Sarah Jane has been a frequent visitor to both Inis Oirr and the arts centre for many years and is currently collaborating with translator Micheál O Coinniola and actress Brid Ni Neachtain to create a “site specific” Beckett show which will be staged on the island in September.
It is really important to Sarah Jane that she can stage the show at an outdoor venue on the island where she has taken so much inspiration, between family holidays and artist retreats, over so many years.
She fell in love with Inis Oirr when she was just 21 years of age and brought her children to the island every summer when they were young.
“You couldn’t even begin to describe or pay for what you get when you come. First of all to Inis Oirr. I would always be going to the back of the island. Different people go to different places on the island, but I would always go to the back of the island,” she says.
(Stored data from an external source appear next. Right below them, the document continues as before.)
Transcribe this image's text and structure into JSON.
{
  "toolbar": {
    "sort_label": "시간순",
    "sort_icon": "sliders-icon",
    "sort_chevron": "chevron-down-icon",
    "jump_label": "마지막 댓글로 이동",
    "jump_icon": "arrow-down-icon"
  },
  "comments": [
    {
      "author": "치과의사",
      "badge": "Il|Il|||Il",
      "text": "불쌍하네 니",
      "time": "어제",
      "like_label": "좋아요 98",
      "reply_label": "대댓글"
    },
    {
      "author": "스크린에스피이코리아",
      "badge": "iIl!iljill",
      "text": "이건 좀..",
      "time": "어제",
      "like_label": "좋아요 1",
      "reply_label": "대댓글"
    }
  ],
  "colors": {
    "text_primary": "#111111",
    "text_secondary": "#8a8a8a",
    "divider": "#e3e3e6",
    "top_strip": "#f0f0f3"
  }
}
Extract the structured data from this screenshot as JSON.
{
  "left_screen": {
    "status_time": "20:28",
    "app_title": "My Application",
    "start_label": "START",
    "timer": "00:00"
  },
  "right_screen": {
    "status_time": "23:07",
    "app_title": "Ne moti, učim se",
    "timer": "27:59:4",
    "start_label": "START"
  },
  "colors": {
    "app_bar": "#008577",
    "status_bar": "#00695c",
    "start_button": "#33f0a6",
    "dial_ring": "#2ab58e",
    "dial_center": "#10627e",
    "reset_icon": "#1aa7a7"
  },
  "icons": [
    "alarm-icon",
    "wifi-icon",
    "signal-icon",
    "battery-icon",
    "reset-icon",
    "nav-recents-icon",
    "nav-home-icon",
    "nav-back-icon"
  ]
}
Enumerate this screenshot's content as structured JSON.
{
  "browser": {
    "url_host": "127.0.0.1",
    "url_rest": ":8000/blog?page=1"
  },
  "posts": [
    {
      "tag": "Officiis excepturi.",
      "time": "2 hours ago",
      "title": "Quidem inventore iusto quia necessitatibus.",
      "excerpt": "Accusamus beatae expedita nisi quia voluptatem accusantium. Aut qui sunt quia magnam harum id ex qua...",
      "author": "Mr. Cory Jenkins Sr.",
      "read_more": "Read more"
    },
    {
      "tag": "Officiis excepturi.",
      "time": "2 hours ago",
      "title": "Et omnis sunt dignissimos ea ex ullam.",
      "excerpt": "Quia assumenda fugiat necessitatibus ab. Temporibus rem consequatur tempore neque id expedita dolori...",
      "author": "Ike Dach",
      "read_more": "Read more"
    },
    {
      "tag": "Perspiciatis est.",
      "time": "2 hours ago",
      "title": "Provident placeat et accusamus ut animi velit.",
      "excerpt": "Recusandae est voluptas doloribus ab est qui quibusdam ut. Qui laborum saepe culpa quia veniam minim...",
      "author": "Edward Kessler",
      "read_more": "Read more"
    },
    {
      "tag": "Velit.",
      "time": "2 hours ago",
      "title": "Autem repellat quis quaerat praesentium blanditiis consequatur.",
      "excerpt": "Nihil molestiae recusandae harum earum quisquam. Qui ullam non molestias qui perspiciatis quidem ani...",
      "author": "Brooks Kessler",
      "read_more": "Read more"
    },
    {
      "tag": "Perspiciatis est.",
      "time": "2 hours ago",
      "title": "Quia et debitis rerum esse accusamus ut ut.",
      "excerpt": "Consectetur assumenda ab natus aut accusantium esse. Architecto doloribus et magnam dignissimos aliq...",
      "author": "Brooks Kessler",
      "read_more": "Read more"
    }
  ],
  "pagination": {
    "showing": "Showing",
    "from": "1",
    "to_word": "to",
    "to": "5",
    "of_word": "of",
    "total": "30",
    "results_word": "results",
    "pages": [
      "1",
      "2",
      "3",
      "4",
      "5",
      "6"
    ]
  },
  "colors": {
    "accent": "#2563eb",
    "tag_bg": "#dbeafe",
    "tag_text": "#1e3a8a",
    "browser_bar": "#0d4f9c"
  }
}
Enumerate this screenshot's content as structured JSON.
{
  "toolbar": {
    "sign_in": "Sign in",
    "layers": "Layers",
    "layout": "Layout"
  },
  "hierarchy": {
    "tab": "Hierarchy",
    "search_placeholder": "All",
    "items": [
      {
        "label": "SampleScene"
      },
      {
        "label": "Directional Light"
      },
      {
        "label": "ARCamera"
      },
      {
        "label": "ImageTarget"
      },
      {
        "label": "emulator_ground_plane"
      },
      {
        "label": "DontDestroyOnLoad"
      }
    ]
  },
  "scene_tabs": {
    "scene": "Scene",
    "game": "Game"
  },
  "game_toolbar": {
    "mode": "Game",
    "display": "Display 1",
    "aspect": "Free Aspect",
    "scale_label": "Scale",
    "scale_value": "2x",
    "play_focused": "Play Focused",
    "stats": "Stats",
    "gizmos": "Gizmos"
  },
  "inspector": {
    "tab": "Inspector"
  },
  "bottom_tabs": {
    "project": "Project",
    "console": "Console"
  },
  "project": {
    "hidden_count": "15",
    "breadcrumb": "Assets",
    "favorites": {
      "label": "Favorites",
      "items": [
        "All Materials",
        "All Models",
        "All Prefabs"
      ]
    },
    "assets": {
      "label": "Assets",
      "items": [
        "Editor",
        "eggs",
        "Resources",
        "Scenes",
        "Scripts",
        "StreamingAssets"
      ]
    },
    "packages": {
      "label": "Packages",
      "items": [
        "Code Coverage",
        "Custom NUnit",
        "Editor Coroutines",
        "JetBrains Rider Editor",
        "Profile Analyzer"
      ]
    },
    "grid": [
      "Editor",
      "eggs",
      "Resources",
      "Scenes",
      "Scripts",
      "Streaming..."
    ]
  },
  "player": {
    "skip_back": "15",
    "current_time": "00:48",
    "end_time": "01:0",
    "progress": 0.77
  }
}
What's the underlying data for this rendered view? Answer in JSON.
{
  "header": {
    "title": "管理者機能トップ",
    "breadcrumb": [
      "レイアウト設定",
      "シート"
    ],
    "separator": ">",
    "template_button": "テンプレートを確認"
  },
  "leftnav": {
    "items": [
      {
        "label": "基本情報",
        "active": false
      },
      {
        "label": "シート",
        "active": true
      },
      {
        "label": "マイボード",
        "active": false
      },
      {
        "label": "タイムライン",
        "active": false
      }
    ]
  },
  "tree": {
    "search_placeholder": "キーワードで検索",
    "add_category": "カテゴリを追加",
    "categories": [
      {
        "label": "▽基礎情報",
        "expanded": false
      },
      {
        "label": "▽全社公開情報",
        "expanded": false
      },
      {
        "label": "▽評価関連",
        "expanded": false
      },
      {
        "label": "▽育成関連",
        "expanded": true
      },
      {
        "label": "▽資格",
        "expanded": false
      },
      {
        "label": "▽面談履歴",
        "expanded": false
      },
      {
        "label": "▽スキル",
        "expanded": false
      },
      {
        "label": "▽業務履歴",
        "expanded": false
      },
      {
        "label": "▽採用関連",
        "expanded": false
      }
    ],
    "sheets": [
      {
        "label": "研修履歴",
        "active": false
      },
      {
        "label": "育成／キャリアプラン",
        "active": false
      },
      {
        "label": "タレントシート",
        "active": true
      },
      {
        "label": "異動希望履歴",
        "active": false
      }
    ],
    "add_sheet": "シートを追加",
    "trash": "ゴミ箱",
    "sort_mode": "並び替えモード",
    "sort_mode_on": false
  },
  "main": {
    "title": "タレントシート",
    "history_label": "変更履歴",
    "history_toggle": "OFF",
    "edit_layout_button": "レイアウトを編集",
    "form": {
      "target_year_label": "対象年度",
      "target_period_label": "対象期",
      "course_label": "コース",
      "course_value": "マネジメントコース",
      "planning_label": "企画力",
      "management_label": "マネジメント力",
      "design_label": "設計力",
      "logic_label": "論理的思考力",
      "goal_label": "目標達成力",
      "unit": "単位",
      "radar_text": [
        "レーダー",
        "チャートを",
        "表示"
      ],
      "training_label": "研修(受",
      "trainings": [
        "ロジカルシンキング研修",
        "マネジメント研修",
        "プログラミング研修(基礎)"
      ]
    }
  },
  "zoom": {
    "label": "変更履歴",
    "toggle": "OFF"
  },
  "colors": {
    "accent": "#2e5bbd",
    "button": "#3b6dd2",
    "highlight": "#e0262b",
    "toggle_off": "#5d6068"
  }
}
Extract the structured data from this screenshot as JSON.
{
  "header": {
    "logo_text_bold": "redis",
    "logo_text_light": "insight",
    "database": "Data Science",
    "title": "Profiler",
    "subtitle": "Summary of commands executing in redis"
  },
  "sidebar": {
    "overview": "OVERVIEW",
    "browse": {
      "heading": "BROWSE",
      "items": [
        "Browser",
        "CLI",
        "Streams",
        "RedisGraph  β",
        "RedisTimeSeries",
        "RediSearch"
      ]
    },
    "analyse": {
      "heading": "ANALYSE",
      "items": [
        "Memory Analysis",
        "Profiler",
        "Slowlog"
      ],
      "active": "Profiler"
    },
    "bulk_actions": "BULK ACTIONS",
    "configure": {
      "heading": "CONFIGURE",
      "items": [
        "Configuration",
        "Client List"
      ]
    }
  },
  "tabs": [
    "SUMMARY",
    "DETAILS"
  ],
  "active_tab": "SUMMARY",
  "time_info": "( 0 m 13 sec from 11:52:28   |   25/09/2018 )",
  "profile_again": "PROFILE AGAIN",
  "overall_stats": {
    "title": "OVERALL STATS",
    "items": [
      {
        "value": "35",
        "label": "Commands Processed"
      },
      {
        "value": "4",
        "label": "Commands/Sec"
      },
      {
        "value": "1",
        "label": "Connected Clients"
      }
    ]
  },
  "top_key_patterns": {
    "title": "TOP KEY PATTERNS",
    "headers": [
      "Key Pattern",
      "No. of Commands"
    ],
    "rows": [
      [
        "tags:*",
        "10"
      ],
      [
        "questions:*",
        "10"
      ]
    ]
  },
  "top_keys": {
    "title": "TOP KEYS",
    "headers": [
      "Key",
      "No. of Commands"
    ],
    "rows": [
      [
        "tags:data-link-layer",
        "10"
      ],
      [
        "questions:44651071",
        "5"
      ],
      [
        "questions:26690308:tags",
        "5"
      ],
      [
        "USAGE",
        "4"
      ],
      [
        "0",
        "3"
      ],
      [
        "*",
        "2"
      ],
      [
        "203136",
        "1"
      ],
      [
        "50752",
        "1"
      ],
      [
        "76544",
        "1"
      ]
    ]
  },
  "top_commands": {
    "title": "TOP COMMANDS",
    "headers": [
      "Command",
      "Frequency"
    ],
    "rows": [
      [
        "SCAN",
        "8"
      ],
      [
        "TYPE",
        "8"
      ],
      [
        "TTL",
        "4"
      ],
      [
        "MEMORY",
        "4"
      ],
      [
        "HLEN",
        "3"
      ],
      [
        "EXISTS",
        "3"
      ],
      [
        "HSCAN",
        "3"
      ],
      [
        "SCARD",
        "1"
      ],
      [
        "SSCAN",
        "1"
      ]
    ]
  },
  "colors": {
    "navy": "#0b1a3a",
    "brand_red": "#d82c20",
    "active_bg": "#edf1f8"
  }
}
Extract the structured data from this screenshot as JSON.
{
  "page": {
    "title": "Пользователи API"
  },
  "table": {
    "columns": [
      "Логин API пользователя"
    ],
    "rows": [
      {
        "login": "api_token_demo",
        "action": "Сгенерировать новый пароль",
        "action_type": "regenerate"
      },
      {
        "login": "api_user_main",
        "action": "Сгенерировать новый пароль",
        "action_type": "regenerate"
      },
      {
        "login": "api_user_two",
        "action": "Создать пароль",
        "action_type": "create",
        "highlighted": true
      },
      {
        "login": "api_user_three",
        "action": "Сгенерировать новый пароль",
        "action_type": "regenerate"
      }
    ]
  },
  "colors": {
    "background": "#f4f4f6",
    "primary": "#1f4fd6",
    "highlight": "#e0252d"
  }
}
“The room I am in upstairs, the studio room, it’s really hard to put into words. Because you are sitting there working away and then you raise your head and there is this vast landscape of rock and sea, especially when you come down here a lot.”
She says that the inspiration for the Beckett piece she is working from came from walking all around Inis Oirr with her late husband, sound engineer Tim Martin, and the family dog. Tim also loved the island and she feels a close connection with the islanders.
As an artist in residence, Sarah Jane takes inspiration from the rocks, the flat stones, the views of Inis Meain, and the sea all around the island.
She is bringing Beckett’s theme of urban alienation in one of the most special and tranquil places in Ireland.
“Beckett talks about the void. Someone who is out of their head, living on the streets, with no connection with society. That’s a symptom of where we have come from in our past. The haunted bodies that are wandering around the streets of Dublin. That’s a void. And then it’s here in the landscape and the stones which have been here way, way, way before people arrived,” she says.
“Inis Oirr is only a little microcosm of the whole of Ireland. It reflects the best and the worst of Ireland. It reflects the pain of our past and the unbelievable beauty of the country. It’s those two things that I find so deeply moving.”
O Cionniola has helped Sarah Jane to translate a Beckett play into Irish and they are both excited about putting it on here in Inis Oirr in September. They were rehearsing with Brid when Cormac Coyne took some photos this week.
We will have a lot more about Sarah Jane’s production in September before she returns to the island to stage the show.